FastAPI Implementation

# @filename: server.js
from fastapi import FastAPI, HTTPException
from pydantic import BaseModel


app = FastAPI()
model = joblib.load('model.pkl')
scaler = joblib.load('scaler.pkl')

class PredictionRequest(BaseModel):
    features: list[float]

class PredictionResponse(BaseModel):
    prediction: float
    probability: float

@app.post("/predict", response_model=PredictionResponse)
async def predict(request: PredictionRequest):
    try:
        features = np.array(request.features).reshape(1, -1)
        features_scaled = scaler.transform(features)
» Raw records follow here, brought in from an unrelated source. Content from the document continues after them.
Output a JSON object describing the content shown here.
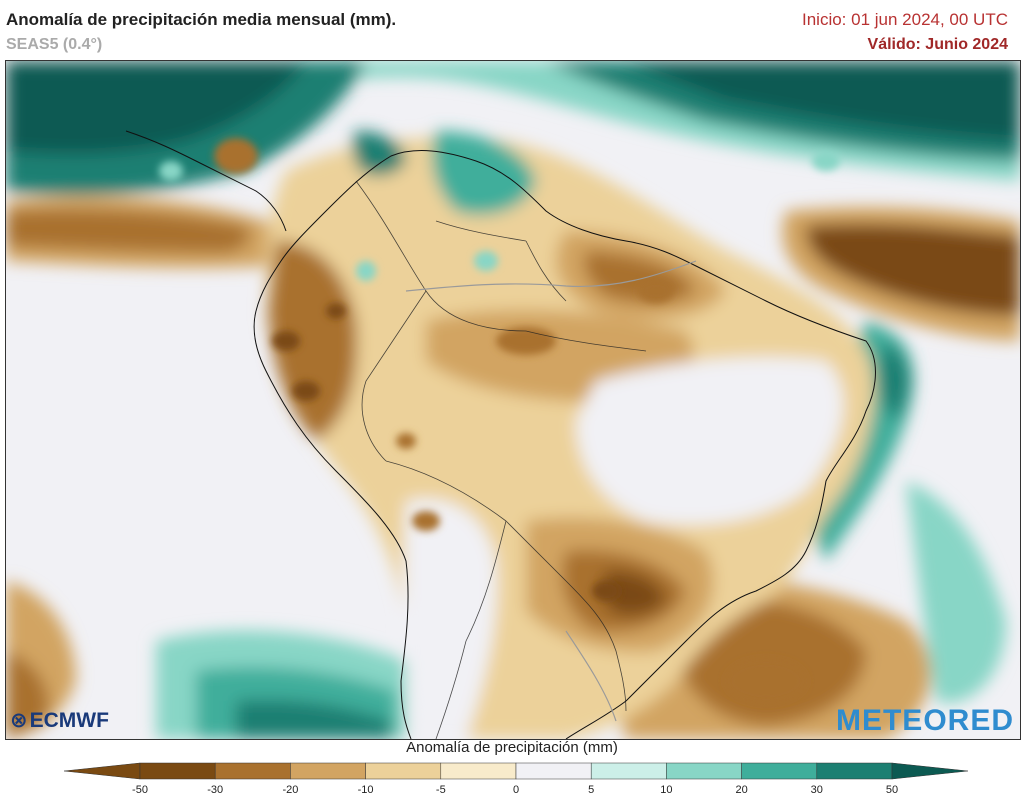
{
  "header": {
    "title": "Anomalía de precipitación media mensual (mm).",
    "subtitle": "SEAS5 (0.4°)",
    "init": "Inicio: 01 jun 2024, 00 UTC",
    "valid": "Válido: Junio 2024"
  },
  "logos": {
    "left": "ECMWF",
    "right": "METEORED"
  },
  "colorbar": {
    "title": "Anomalía de precipitación (mm)",
    "ticks": [
      "-50",
      "-30",
      "-20",
      "-10",
      "-5",
      "0",
      "5",
      "10",
      "20",
      "30",
      "50"
    ],
    "colors": [
      "#7a4a12",
      "#a9712e",
      "#d2a462",
      "#ecd19a",
      "#f8ebcb",
      "#f1f1f5",
      "#ccefe8",
      "#88d6c6",
      "#3fae9b",
      "#1c7f72",
      "#0c5a52"
    ]
  },
  "map": {
    "ocean": "#f1f1f5"
  }
}
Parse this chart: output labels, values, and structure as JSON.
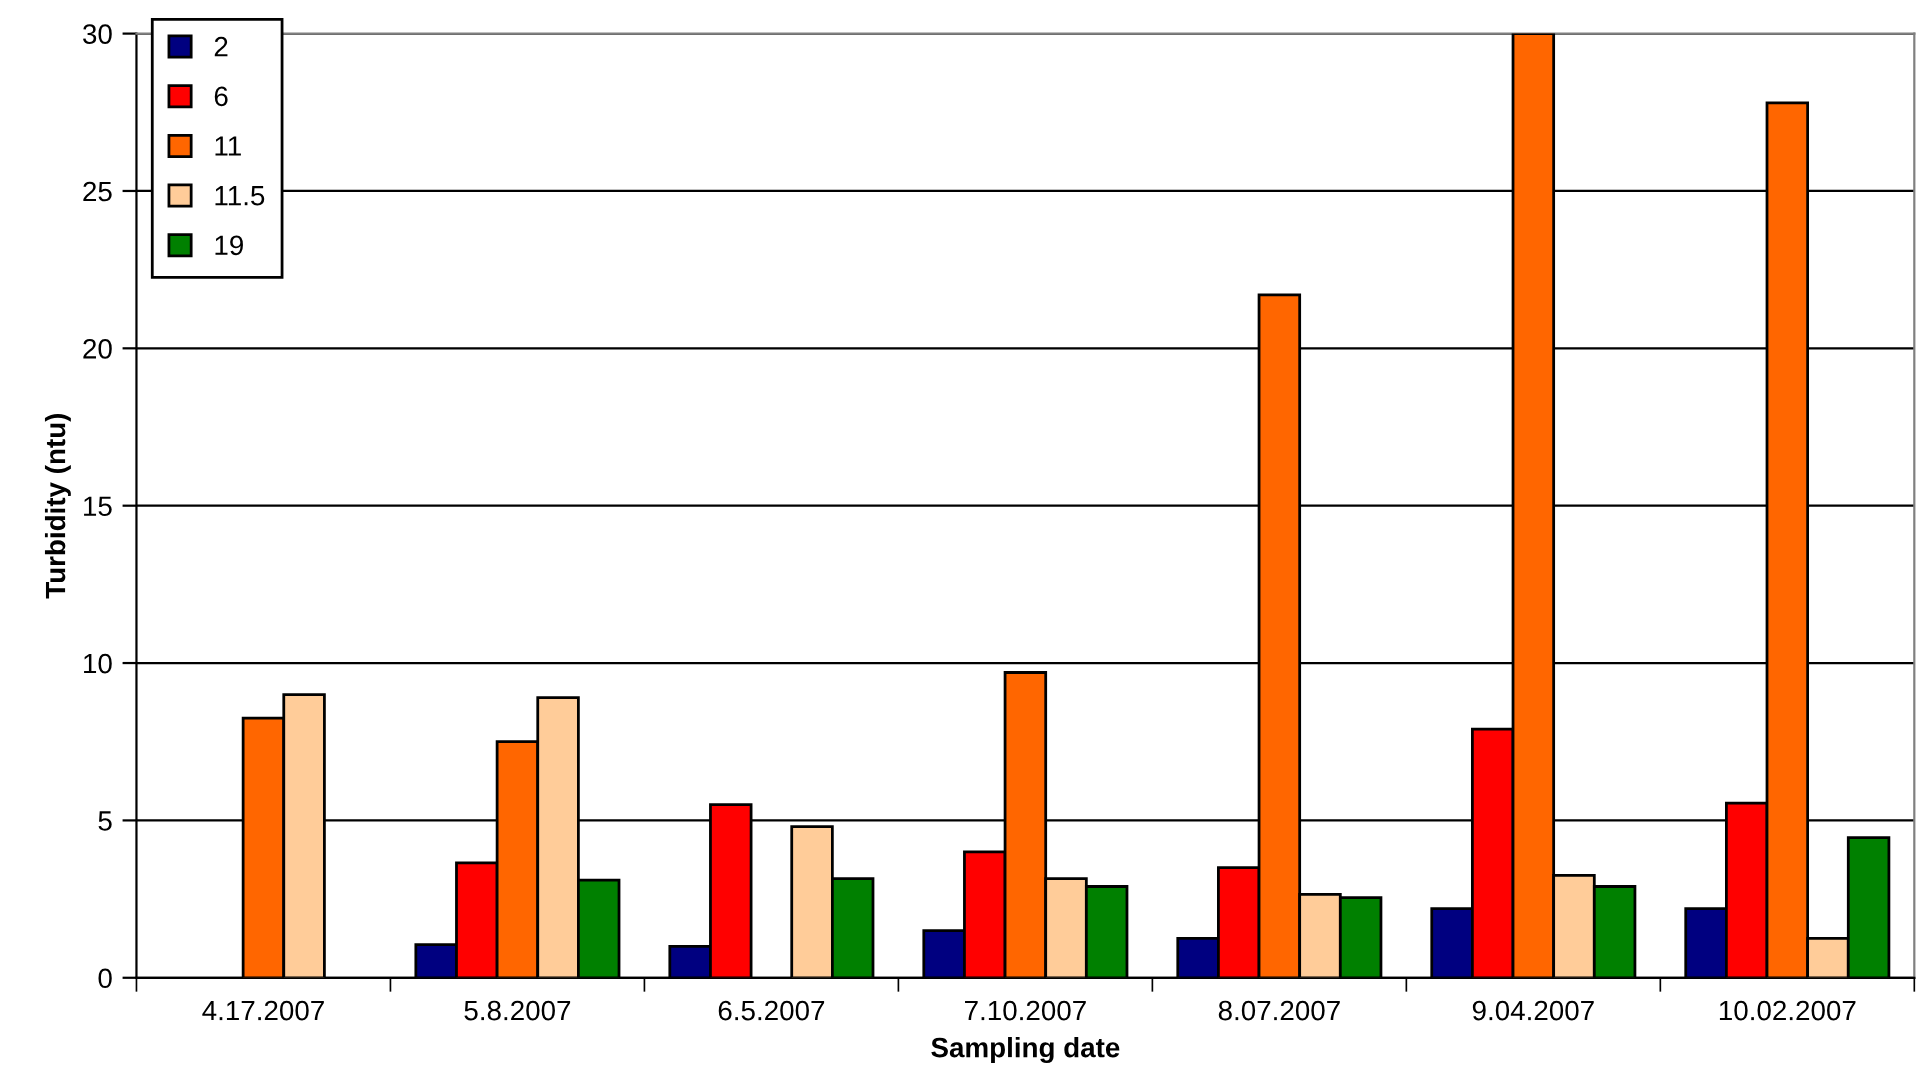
{
  "chart_data": {
    "type": "bar",
    "xlabel": "Sampling date",
    "ylabel": "Turbidity (ntu)",
    "categories": [
      "4.17.2007",
      "5.8.2007",
      "6.5.2007",
      "7.10.2007",
      "8.07.2007",
      "9.04.2007",
      "10.02.2007"
    ],
    "series": [
      {
        "name": "2",
        "color": "#000080",
        "values": [
          null,
          1.05,
          1.0,
          1.5,
          1.25,
          2.2,
          2.2
        ]
      },
      {
        "name": "6",
        "color": "#ff0000",
        "values": [
          null,
          3.65,
          5.5,
          4.0,
          3.5,
          7.9,
          5.55
        ]
      },
      {
        "name": "11",
        "color": "#ff6600",
        "values": [
          8.25,
          7.5,
          null,
          9.7,
          21.7,
          30,
          27.8
        ]
      },
      {
        "name": "11.5",
        "color": "#ffcc99",
        "values": [
          9.0,
          8.9,
          4.8,
          3.15,
          2.65,
          3.25,
          1.25
        ]
      },
      {
        "name": "19",
        "color": "#008000",
        "values": [
          null,
          3.1,
          3.15,
          2.9,
          2.55,
          2.9,
          4.45
        ]
      }
    ],
    "ylim": [
      0,
      30
    ],
    "yticks": [
      0,
      5,
      10,
      15,
      20,
      25,
      30
    ],
    "grid": "y",
    "legend": "top left"
  }
}
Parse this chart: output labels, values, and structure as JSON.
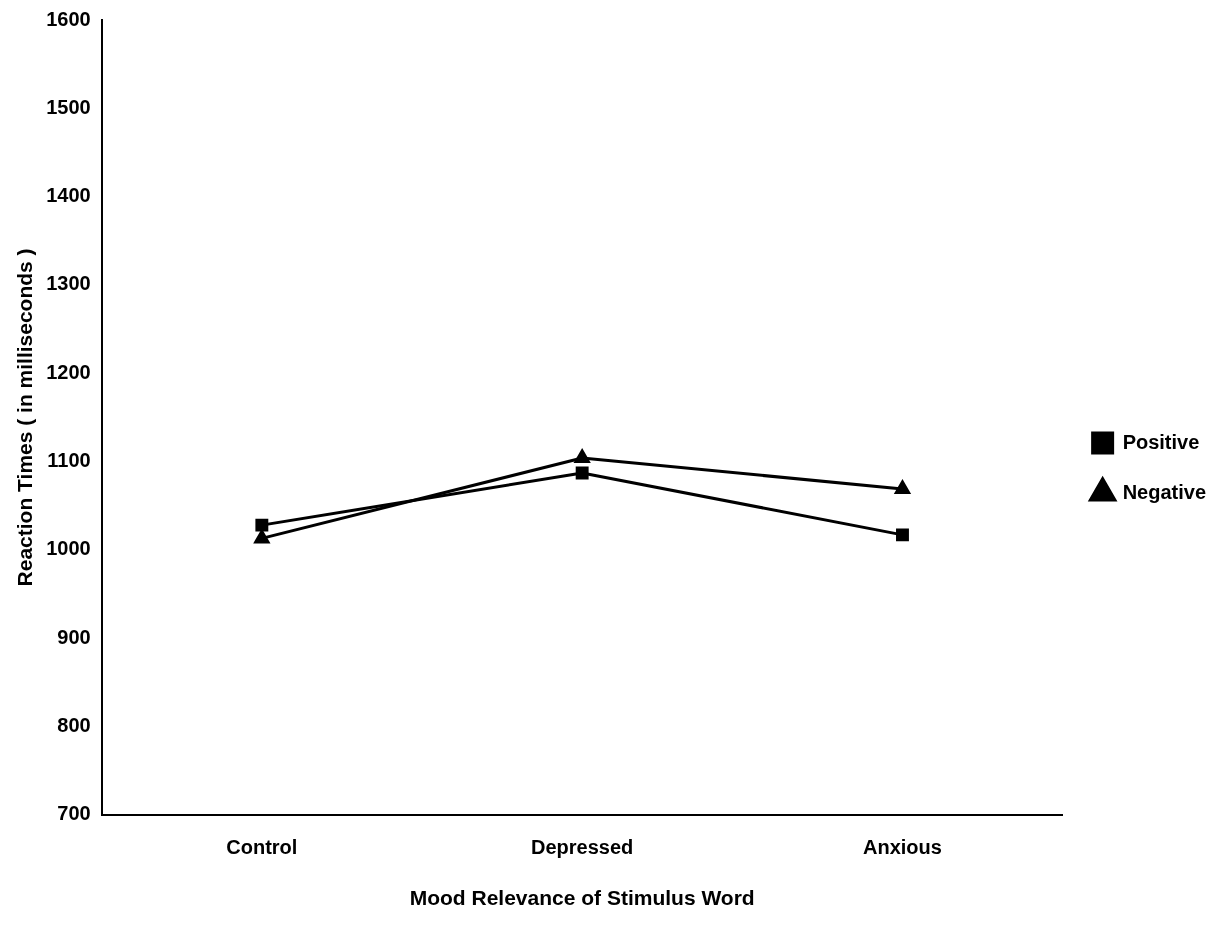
{
  "chart_data": {
    "type": "line",
    "xlabel": "Mood Relevance of Stimulus Word",
    "ylabel": "Reaction Times ( in milliseconds )",
    "categories": [
      "Control",
      "Depressed",
      "Anxious"
    ],
    "series": [
      {
        "name": "Positive",
        "color": "#000000",
        "marker": "square",
        "values": [
          1028,
          1087,
          1017
        ]
      },
      {
        "name": "Negative",
        "color": "#000000",
        "marker": "triangle",
        "values": [
          1013,
          1104,
          1069
        ]
      }
    ],
    "ylim": [
      700,
      1600
    ],
    "yticks": [
      700,
      800,
      900,
      1000,
      1100,
      1200,
      1300,
      1400,
      1500,
      1600
    ],
    "grid": false,
    "legend": "right",
    "line_style": "solid"
  }
}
        prediction = model.predict(features_scaled)[0]
        probability = model.predict_proba(features_scaled)[0].max()

        return PredictionResponse(
            prediction=float(prediction),
            probability=float(probability)
        )

    except Exception as e:
        raise HTTPException(status_code=400, detail=str(e))

Best Practices

Data Preprocessing
- Handle missing values appropriately
- Scale features when needed
- Split data properly
- Validate assumptions
Model Development
- Start with simple models
- Use cross-validation
- Monitor for overfitting
- Document your process
Model Evaluation
- Use appropriate metrics
- Consider business impact
- Validate on test set
- Monitor performance
Deployment
- Version your models
- Monitor in production
- Handle errors gracefully
- Scale appropriately

Conclusion

Python’s data science and machine learning ecosystem provides powerful tools for analyzing data and building AI models. By mastering these libraries and following best practices, you can:

Analyze complex datasets effectively
Build accurate predictive models
Deploy models to production
Make data-driven decisions

Remember to start with the basics and gradually move to more complex techniques. Focus on understanding your data and choosing the right tools for your specific use case.